Hoping to ward off any future blows, the Farkashes also have ventured into selling lacquers and related products. The venture is proving lucrative, since many of the store’s contractors do refinishing, and no other retailer in town offers these products. “I’m watching every nickel, but if you don’t put something back into the business, you won’t get anything out of it,” Farkash said.
“A-B-U”: Always Be Upgrading
Buss Paint & Wallpaper in Emmaus, Pa., sells in excess of $2 million a year. Owner Jim Capehart is constantly looking for ways to stay competitive, including keeping hardware and software up to date. “We just bought two more (paint) shakers and have updated our POS software,” Capehart reported. “We’re always making sure we’re upgrading…”
The store has taken a lesson from nearby Bethlehem Steel, which at one point was the second largest U.S. steel producer. Bethlehem Steel lost ground in the 1970s and 1980s by resisting new steel-making techniques. The company declared bankruptcy in 2001 and was dissolved in 2003.
“Bethlehem Steel made a lot of money but didn’t do a good job of keeping up with the modernization of its facilities. It fell way behind and couldn’t stay competitive,” said Capehart.
Capehart added that, going into 2010, retailers need to heed the Bethlehem Steel story and invest in their businesses. “ We have to stay technologically on top of it,” he said.

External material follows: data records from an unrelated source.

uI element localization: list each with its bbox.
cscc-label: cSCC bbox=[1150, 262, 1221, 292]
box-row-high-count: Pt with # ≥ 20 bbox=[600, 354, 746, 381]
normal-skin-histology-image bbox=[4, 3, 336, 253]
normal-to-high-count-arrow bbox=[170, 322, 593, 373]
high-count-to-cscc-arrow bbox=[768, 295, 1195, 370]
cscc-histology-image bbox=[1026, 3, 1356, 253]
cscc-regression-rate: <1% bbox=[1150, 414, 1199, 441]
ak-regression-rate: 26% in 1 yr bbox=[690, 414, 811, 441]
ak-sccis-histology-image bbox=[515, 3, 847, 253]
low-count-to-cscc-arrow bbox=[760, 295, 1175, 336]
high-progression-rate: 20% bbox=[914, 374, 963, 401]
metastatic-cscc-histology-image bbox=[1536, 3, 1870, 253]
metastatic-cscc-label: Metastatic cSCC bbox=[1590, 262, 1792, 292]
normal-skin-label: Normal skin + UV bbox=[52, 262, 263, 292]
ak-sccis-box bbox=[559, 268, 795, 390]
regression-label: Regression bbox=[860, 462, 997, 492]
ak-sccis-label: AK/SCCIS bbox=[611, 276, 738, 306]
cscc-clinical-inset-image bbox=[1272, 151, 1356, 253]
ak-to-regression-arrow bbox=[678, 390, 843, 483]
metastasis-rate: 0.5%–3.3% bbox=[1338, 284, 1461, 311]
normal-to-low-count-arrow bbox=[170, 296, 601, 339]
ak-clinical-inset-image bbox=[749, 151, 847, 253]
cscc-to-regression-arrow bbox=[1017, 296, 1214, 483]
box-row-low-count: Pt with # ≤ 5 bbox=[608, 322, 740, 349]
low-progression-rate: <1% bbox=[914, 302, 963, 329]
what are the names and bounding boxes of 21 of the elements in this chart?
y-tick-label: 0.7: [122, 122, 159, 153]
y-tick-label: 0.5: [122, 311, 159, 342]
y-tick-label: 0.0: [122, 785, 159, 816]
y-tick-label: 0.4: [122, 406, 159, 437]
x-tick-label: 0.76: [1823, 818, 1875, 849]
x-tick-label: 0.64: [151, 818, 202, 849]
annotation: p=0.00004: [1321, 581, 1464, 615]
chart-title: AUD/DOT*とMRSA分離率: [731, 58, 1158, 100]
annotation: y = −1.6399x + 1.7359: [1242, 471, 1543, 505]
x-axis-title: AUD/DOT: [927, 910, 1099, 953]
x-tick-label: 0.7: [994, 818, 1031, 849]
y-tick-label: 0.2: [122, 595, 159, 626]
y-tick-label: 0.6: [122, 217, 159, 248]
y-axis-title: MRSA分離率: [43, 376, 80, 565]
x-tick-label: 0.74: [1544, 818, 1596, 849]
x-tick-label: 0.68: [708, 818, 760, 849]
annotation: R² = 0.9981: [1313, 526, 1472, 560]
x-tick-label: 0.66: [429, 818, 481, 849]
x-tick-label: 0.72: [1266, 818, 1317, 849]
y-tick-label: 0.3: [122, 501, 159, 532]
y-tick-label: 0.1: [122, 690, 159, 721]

Focus on Building Outside Accounts
While sales were off this past year at Hoover Paint, a four-store operation in the middle of Tennessee, owner Tim Bowling is looking to build sales with professional accounts. “We’ve actually added another outside salesman,” Bowling reported.
The position was created primarily to target commercial and industrial accounts. “So far, we’re very pleased with the direction we’re headed,” Bowling added.
To further stem the tide, Hoover Paint also is scrutinizing inventory. “We’ve become more conservative with our inventory and are managing our supplies better,” Bowling said.
The decline that Hoover Paint experienced this year follows some of the best years the region has ever had. “We’re coming off probably the most growth in 30 years,” said Bowling, adding that he hopes for sales to improve in 2010. “I’m conservatively optimistic.”